Improving Time Complexity of "increment the number represented as an array of digits"

Question

Problem Given a non-negative number represented as an array of digits,

add 1 to the number ( increment the number represented by the digits ).

The digits are stored such that the most significant digit is at the head of the list.

Example:

If the vector has [1, 2, 3]

the returned vector should be [1, 2, 4]

as 123 + 1 = 124.

My Code

def plusOne(A):
    num = 0

    for digit in A:
        num = num*10 + digit

    retnum = num + 1

    retA = []

    while retnum > 0:
        retA.append(retnum % 10)
        retnum /= 10

    return retA[::-1]

Well, I am getting the correct answer by this. However, I am not satisfied by the code's time complexity. Suggestions for improving this code will be appreciated.

Answer 1

The complexity of your method is O(n) and you cannot do better in terms of big-o complexity in the worst case.

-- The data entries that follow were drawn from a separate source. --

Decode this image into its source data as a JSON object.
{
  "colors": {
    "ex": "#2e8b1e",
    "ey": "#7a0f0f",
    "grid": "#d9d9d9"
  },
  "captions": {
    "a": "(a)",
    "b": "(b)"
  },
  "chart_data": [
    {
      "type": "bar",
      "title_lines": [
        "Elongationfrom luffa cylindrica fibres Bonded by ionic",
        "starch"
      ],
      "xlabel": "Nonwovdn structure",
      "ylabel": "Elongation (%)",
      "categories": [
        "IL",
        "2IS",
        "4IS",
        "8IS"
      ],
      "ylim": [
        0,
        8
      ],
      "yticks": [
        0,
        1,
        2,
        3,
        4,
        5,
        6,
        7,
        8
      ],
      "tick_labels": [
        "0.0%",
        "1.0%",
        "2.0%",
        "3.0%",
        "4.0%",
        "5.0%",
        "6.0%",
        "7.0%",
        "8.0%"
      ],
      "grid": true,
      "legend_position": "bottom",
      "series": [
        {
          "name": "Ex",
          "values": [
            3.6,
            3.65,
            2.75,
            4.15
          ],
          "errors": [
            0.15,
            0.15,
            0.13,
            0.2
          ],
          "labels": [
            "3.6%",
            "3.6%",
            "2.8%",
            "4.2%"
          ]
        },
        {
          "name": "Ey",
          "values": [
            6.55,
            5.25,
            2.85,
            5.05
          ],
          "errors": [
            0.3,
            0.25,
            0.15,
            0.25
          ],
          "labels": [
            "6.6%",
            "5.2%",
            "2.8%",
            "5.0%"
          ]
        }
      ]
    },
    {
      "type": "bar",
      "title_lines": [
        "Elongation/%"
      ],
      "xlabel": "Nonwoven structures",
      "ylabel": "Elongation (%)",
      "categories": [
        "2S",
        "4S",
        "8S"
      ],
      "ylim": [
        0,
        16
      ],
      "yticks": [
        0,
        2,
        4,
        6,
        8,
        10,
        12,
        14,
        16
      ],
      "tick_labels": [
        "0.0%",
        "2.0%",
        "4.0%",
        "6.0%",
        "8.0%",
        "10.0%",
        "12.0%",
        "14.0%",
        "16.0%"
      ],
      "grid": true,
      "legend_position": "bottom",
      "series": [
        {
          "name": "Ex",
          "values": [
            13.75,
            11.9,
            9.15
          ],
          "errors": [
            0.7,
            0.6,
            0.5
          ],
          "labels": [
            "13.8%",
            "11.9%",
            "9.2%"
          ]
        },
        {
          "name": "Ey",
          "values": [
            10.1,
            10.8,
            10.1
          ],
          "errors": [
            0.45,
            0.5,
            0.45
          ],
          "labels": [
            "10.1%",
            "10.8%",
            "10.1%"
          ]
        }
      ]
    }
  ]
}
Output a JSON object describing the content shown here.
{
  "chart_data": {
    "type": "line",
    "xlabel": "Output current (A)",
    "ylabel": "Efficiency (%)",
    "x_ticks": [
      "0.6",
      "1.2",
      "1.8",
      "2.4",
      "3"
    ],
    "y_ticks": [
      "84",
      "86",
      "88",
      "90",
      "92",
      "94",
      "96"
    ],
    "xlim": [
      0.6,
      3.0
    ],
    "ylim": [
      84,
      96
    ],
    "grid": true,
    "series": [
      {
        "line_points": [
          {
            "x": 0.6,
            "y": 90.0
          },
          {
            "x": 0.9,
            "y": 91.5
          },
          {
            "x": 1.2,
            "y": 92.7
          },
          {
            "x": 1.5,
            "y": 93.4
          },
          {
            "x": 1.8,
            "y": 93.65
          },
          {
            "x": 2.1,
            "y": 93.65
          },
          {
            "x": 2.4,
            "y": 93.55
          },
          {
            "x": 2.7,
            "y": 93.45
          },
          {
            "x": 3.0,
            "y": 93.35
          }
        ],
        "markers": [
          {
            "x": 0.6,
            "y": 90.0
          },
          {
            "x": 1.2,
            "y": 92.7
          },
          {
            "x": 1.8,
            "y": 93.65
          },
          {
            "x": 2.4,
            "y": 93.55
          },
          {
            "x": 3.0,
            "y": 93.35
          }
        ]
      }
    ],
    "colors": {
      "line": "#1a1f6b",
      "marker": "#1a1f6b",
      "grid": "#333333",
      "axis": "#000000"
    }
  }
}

Changing the big-o complexity is not the only thing that matters however. Big-o notation does not take into account multiplicative and additive constants, this does not mean that such constants do not affect the performance of your algorithm. In your code, for instance, you are performing 2 O(n) cycles. In the first loop you do some arithmetic operations while in the second one you use append which has amortized worst case O(1) but that (citing from the docs):

[...] rely on the "Amortized" part of "Amortized Worst Case". Individual actions may take surprisingly long, depending on the history of the container.

You could perform the same operations in place with (I think) smaller constants. For instance:

i = len(A) - 1

while i >= 0 and A[i]==9:
  A[i]=0
  i=i-1

if i >= 0:
  A[i] = A[i]+1
else:
  A.insert(0,1)

The first loop takes O(n) time in the worst case (all 9s). In the average case, however, the loop takes less than O(n). When we exit the loop in the worst case we need to insert an element at the beginning of the list which has non-amortized O(n) complexity.

In the average case this approach should be faster, but it does not change the worst case O(n) complexity.